A short time ago, I wrote a one-page newsletter
that appeared in an envelope icon titled "The Shortest [And
Most Valuable] Newsletter Gary Halbert Has Ever Written!"
Inside that envelope there was a message that said I had a great
website secret which I didn't want to transmit over the Internet.
I said if any of my readers wanted to know this secret, they
had to send me their "snail mail" address... and... I, in return,
would send them "the secret" by snail mail.
Well, it saddens me to say, I am unable to do
just that. You see, so many thousands of readers sent me their
snail mail addresses, I couldn't keep up with the sheer volume.
I was able to mail out a few hundred but, so many readers continued
sending me their snail mail addresses, it's not humanly possible
for me to keep up with this project.
As I've written before, Theresa's #1 priority
has switched from taking care of me and our business to taking
care of her terminally-ill father. Under those trying conditions,
I couldn't possibly ask her to get this mailing out.

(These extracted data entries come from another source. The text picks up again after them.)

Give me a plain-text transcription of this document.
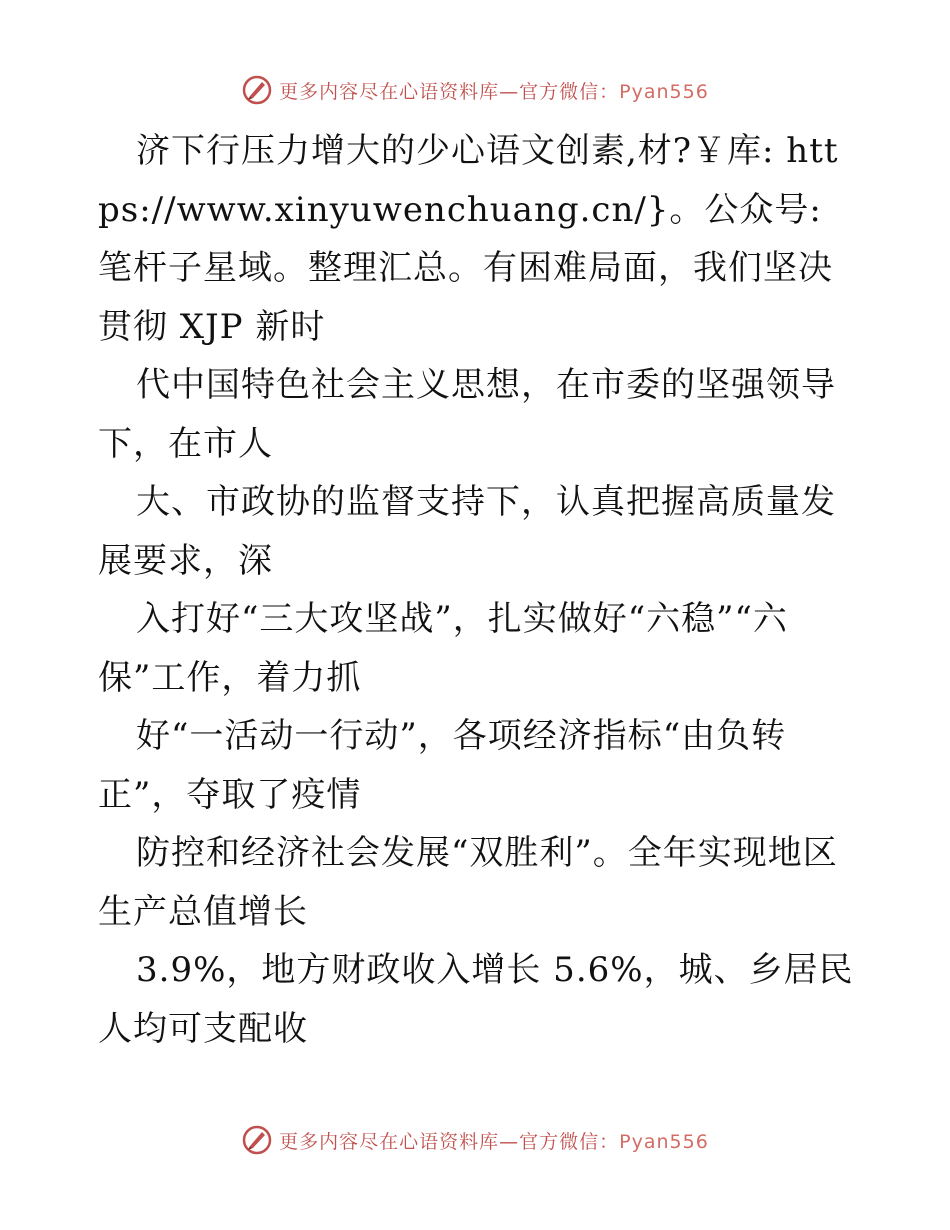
更多内容尽在心语资料库—官方微信：Pyan556

济下行压力增大的少心语文创素,材?￥库: https://www.xinyuwenchuang.cn/}。公众号: 笔杆子星域。整理汇总。有困难局面，我们坚决贯彻 XJP 新时

代中国特色社会主义思想，在市委的坚强领导下，在市人

大、市政协的监督支持下，认真把握高质量发展要求，深

入打好“三大攻坚战”，扎实做好“六稳”“六保”工作，着力抓

好“一活动一行动”，各项经济指标“由负转正”，夺取了疫情

防控和经济社会发展“双胜利”。全年实现地区生产总值增长

3.9%，地方财政收入增长 5.6%，城、乡居民人均可支配收

更多内容尽在心语资料库—官方微信：Pyan556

I swear to you, I was not trying to "trick"
anyone into sending me their snail mail address. I also swear
to you, if you were one of my readers who sent me their snail
mail address, I am keeping it under lock and key and will never
make it available to anyone.
But don't despair. Just because I can't send you
this secret through snail mail, does NOT mean I am not going
to hold up to my promise and share the secret with you. I am
going to "give it up" but through anothermeans. Because
of everything we're going through, I have no choice but to post
this secret on my website.
Now, by the time you read this e-mail, the secret
may not yet be posted. But, it very soon will be.
And there is something I must tell you in this
e-mail which I should have explained along with the secret.
I should have also told you to use this secret between New Year's
Day and Thanksgiving Day. After Thanksgiving, the U.S. Postal
Service is so clogged with mail, no savvy marketers would dream
of using snail mail during this period of time. But, for the
other 11 months of the year, this secret is enormously
Once again, please accept my profound apologies.
But, right now, trying to keep up with everything without "My
Theresa" by my side... makes me feel like a one-legged
man in an ass-kicking contest.
Gary C. Halbert
This apology will also appear also on my website.